User:Rahul/GSOCApplication

From Apertium
Jump to navigation Jump to search


Introduction[edit]

Name: Rahul Agarwal
Email: rahul.agarwal.90@gmail.com, rahul_agarwal@students.iiit.ac.in
Phone: +91-9963145450
IRC : rahul1@freenode

Why is it you are interested in machine translation?[edit]

I am very much fascinated by the difference in properties of the languages syntactically and semantically. I wasn't much excited about machine translation until 2 years ago when I had to choose a field for my major, I talked to a whole lot of people from different areas, finally I found my interest in Machine Translation. Some languages are very much complicated than others because some languages are very flexible. I have also worked on project related to machine translation at my research lab. Also machine translation tool is very helpful for the people having language problem, this is also a way to give something back to the society.


Why is it that you are interested in the Apertium project?[edit]

I find Apertium as a perfect platform to work on Machine Translation problems, as it provides with wide variety challenges to solve which occur during machine translation for example lexical transfer and reordering. Also When I talked to people already working on Apertium for a long time, I found them to be very knowledgeable and helpful, so it would a great opportunity for me to work with them and learn something in this area.
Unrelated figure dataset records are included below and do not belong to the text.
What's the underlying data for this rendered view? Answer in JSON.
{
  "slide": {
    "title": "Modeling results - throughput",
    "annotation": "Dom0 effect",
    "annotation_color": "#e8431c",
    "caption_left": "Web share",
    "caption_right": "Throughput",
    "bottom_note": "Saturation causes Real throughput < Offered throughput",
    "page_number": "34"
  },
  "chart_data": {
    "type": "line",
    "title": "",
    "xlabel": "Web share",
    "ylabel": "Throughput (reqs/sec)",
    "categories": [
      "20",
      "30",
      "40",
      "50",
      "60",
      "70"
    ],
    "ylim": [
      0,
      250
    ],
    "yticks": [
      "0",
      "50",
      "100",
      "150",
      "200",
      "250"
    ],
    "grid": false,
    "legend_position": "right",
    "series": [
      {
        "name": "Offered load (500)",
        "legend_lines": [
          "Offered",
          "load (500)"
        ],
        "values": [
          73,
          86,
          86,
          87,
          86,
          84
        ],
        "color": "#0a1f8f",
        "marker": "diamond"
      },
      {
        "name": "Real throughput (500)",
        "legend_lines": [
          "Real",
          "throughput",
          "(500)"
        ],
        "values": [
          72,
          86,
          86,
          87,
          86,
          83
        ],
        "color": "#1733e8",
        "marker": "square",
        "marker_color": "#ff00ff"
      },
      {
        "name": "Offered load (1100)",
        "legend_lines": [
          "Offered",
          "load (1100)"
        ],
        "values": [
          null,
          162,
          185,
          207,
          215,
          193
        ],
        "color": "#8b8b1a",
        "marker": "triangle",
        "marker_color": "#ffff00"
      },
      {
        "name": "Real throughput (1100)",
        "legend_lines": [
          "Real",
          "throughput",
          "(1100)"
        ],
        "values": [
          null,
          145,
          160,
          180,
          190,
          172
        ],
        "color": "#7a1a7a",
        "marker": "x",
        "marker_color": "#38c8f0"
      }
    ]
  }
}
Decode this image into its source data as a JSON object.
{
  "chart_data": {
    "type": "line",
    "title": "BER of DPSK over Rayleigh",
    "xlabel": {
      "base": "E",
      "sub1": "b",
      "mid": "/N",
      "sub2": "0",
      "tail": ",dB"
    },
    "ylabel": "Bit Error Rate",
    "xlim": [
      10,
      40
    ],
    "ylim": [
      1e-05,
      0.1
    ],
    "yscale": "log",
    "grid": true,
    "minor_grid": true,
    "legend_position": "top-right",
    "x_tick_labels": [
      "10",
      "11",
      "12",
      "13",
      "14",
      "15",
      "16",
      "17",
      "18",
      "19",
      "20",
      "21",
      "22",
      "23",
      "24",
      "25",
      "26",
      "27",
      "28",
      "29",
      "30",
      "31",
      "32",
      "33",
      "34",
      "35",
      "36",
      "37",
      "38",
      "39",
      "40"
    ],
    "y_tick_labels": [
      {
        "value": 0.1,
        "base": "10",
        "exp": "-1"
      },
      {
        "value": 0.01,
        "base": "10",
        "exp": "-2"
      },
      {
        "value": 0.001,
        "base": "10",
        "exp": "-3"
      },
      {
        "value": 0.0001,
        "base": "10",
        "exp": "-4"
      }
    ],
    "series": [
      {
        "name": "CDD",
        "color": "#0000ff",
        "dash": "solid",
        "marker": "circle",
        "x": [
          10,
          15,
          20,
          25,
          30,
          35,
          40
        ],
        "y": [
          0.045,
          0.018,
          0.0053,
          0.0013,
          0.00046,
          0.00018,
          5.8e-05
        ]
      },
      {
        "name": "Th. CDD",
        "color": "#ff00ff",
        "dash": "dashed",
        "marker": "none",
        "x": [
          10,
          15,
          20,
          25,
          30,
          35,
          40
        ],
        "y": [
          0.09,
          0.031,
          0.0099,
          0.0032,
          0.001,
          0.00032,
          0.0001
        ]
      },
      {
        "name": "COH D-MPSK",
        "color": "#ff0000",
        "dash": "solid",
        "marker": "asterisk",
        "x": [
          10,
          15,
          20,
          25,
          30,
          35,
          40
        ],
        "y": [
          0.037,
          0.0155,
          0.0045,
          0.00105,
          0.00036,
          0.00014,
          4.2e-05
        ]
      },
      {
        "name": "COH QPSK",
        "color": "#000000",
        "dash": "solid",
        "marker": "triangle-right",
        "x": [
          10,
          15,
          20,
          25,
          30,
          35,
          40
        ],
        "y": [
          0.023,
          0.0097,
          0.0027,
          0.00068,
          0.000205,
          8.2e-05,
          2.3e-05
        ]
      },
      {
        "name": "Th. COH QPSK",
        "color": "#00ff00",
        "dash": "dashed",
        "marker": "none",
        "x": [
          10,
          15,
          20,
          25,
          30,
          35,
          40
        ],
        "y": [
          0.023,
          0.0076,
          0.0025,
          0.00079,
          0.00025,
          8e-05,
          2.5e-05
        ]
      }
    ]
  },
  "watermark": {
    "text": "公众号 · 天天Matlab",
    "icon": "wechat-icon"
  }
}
Which of the published tasks are you interested in? What do you plan to do?[edit]

Title[edit]

Tree-Based reordering

Abstract[edit]

There are dependency parsers based on constraint grammar for a few languages which Apertium would like to treat (e.g. the Sámi languages and Faroese), it might be a nice idea to be able to do re-ordering before transfer (or during transfer) based on the dependency tree (this would not do lexical transfer, concordance or anything else, just LU reordering).

Reasons why Google and Apertium should sponsor?[edit]

Apertium currently have Apertium-transfer module which also perform reordering but it performs reordering on the basis of just the syntactic tags. It might not be enough if we want to reorder a language having long distance relationship. So using dependency relation along with syntactic tags might prove to be beneficiary to perform reordering as Apertium already has dependency parser for some of the languages like (e.g. the Sámi languages and Faroese). This module can be plugged before the Apertium-transfer to improve the reordering.

How and who will it benefit in society?[edit]

This module can be very useful in improving the quality of machine translation especially for the people using languages having long distance relationship. Machine translation is always very helpful for the society, improving the quality of the translation would increase the relevance of the text, which in turn will provide ease to the users to understand the translated text.

List of skills[edit]

I am proficient in mostly high level programming languages like C, C++ and Java as well as scripting languages like Python, Perl, PHP.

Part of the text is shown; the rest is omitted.